Román paladino, inmortal jerigonza lumpen, sabiduría popular: matasanos. Agreguen enfermeros y auxiliares varios. Ellos dicen héroes, yo digo mafia. Los palmeros de las ocho festejando su esclavitud, celebrándola, alborozados y majaderos, vivaqueando su renuncia a la humanidad. Aceptando lo inaceptable, felicitando su cautiva condición, también dicen héroes.

Reitero, yo digo mala gente. Conjura contra la salud. Complot contra la vida. Sanitarios, la sexta acepción de la RAE, asevera que es un " dispositivo o pila de higiene instalado en un cuarto de baño". Precisión quirúrgica: los sanitarios, cagaderos.

Perversa guita

El gang médico, junto a la milicia, avanzadilla NOM. La mafia sanitaria sobreviene estos días definitivamente hiperlegitimada. Desde sus estudios universitarios, malgastando diez años de sus vidas entre licenciatura, especialidad y MIR, asumen acríticamente que la pasta vampiriza absolutamente la medicina. Lo único que de verdad importa a quienes manejan este meganegocio es obtener mucho dinero. La curación, noble pretexto. Pero pretexto al fin y a la postre.

¿Y cómo ganar más y más pastizal? Pues haciendo que la gente se encuentre enferma perennemente: las personas sanas no generan ingresos.
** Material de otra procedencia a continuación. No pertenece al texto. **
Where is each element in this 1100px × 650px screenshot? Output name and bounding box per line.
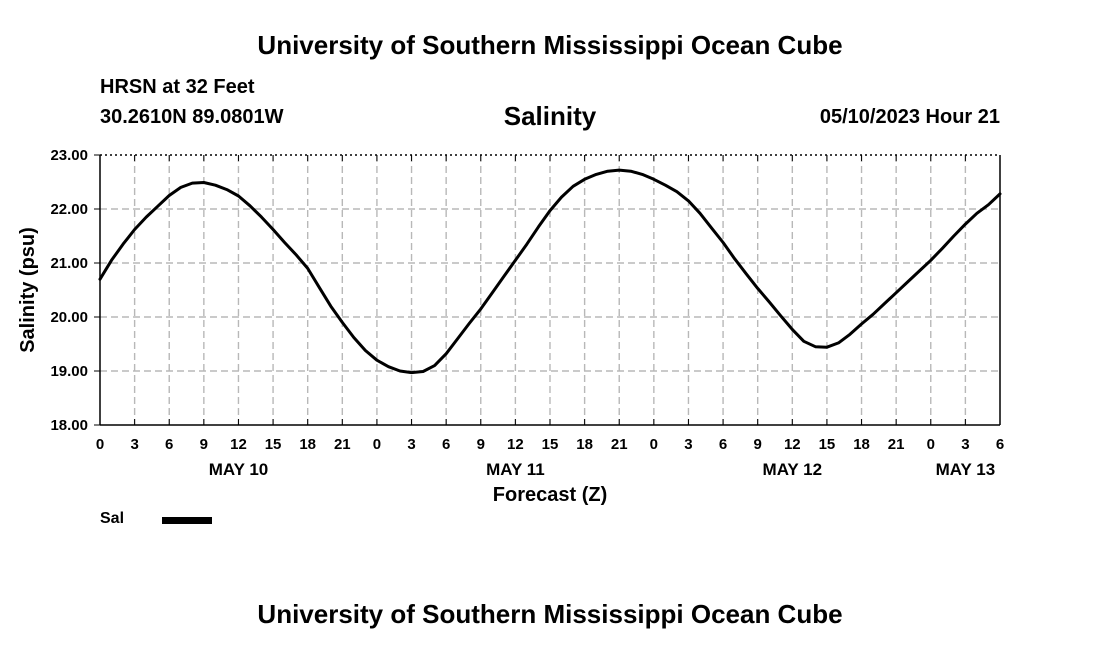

Crear enfermos crónicos que tengan que consumir todo tipo de productos lenitivos, tan solo atajando sintomatologías plurales. Sobredosis de droga/ medicamentos para aliviar el dolor, aminorar procesos febriles, empequeñecer súbitas inflamaciones, pero nunca fármacos que puedan resolver categórica y definitivamente cualquier dolencia. Eso no es rentable, no interesa. La medicina actual está forjada para que la gente subsista enferma el mayor tiempo posible y, de paso, se atiborre de drogas/fármacos. Si es posible, hasta la visita de La Parca.

Sistema sanitario, sistema de crónica enfermedad

El denominado sistema sanitario es en realidad un sistema de enfermedad. Se ejerce deliberadamente una medicina de la enfermedad y no de la salud. Una medicina que sólo reconoce la existencia del cuerpo físico, cual mecano newtoniano, y no tiene en cuenta ni el espíritu, ni la mente, ni las emociones. Y que además trata sólo el síntoma y no la causa o causas del problema. Un sistema hampón que mantiene al paciente en la ignorancia y la sumisión, transformándole en un yonqui legal de todo tipo de drogas. Un sistema sanitario, felpudillo de la industria farmacéutica. Aunque digan servir al paciente, FarMafia zarandea los hilos y mantiene el morrocotudo sistema de enfermedad contemporáneo en su propio y enjundioso provecho. Grosso modo, sistema que crea enfermedades y mata por dinero y por poder. Mucho poder.

Médico, diosecillo

El médico es –muchas veces de forma involuntaria, la verdad- patética cincha de transmisión del Gran Farma. Durante los años peregrinados en la facultad, el sistema se encarga de imbuirle unos determinados y parciales conocimientos y de obstruirle los ojos a otras posibilidades, otros derrapes, otras contingencias. La medicina oficial, la “científica”, la de la "evidencia", juas, no puede consentir que existan otras formas de remediar males clínicos que no se hallen sometidas al sistema.

Posteriormente, a los galenos, en hospitales y congresos médicos, se les robustece en la idea de que la tarea del médico es curar y salvaguardar vidas, de que la enfermedad y la muerte devienen estrepitosos fiascos que debe soslayar a toda costa y de que la enseñanza académica recibida es la única válida y satisfactoria. Se le susurra, mientras, que deviene y devendrá "deidad" de la salud.

Mafioso rompecabezas

Los médicos, una piececita más del macabro puzle. Con distintas implicaciones y responsabilidades y culpabilidades, un zurriburri de mil pares de pelotas. Industria farmacéutica, autoridades políticas, gallifantes diversos, grandiosos laboratorios, hospitales, compañías de seguros, agencias del medicamento, colegios de médicos. Y, por supuesto, la Organización Mafiosa de la Salud con la magnánima y filantrópica financiación que recibe del eugenésico gobierno mundial en la sombra. Eso sí, con el genocida Bill Gates de visible mascarón de proa. En fin.